Nas alegações finais, que decorreram esta terça-feira, 21 de março, no Tribunal de Santarém, a Procuradora da República considerou ter ficado provado que a arguida, R. Duarte, praticou o crime de “forma meticulosa” e “inteiramente planeada”.

Para o MP, resultaram provados todos os factos constantes do despacho de acusação, até porque a própria arguida, durante o julgamento, acabou por confessar parte deles.
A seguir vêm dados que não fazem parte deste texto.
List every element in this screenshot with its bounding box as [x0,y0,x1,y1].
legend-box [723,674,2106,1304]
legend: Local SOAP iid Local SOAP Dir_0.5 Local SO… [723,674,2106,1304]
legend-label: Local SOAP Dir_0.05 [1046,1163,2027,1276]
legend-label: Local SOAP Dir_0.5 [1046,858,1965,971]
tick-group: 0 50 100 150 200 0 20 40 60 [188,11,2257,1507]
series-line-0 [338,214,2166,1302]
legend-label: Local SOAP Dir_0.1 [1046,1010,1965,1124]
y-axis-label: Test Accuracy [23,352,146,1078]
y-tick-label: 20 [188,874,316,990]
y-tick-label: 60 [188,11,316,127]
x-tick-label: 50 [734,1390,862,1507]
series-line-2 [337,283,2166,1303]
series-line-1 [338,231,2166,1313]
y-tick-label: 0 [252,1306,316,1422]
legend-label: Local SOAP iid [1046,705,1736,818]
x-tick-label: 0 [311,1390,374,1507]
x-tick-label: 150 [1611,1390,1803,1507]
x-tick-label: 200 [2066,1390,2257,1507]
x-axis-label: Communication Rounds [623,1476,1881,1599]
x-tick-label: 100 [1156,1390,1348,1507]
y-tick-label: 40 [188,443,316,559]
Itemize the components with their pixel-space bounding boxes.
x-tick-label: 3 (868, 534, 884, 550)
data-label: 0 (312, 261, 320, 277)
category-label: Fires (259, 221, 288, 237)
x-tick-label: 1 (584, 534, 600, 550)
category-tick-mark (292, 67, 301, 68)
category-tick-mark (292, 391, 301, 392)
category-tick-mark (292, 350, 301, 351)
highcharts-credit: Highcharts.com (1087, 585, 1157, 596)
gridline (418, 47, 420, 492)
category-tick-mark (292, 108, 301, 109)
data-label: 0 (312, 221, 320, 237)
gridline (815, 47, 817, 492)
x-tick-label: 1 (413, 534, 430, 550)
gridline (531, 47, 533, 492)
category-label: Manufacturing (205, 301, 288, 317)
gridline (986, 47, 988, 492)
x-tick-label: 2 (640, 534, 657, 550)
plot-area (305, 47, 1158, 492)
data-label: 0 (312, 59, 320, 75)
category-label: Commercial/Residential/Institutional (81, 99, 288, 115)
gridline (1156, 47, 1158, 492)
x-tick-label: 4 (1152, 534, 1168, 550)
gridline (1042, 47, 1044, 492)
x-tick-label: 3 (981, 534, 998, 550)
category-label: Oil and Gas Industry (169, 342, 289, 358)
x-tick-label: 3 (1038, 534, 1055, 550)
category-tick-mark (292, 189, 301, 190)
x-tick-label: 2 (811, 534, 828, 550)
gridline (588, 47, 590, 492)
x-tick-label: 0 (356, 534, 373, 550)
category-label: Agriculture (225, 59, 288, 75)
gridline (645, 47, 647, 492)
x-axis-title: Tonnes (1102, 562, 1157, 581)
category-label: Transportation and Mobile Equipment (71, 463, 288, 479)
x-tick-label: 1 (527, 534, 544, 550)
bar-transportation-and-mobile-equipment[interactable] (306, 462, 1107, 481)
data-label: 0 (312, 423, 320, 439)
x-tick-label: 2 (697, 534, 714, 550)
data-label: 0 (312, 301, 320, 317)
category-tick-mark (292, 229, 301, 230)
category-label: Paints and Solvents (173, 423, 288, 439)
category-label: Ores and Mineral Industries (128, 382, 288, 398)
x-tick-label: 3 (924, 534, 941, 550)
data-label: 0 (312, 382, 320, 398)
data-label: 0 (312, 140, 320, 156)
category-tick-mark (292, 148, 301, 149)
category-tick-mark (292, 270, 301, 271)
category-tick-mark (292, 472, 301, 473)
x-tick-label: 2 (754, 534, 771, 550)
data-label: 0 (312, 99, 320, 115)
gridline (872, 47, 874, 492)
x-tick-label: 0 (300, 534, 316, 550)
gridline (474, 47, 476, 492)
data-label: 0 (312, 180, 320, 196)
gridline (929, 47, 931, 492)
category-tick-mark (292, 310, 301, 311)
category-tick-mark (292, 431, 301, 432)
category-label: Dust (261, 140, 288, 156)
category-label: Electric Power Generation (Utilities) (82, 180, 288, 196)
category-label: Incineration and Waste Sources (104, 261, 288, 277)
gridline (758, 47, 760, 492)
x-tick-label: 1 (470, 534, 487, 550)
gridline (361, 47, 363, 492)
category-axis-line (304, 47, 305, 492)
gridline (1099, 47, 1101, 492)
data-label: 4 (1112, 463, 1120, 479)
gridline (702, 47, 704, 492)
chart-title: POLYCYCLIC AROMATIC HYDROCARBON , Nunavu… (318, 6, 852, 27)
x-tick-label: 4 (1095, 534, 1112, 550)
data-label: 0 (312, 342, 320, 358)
R. Duarte admitiu ter escondido a gravidez de todos os familiares e amigos, até porque não sabia em concreto quem era o pai, e nunca procurou acompanhamento médico.

A jovem contou ainda que deu à luz numa casa abandonada onde já tinha residido e, de seguida, embrulhou o recém-nascido numa peça de roupa de lã e foi deixá-lo numa zona de mato junto a uma fonte na Estrada Nacional 3, à entrada de Santarém.

Dias depois, a já com a ajuda da amiga com quem residia, moveu o cadáver para uma barreira na Calçada dos Galhardos, o local onde foi encontrado, e depois de uma tia ter feito da situação à PSP de Santarém.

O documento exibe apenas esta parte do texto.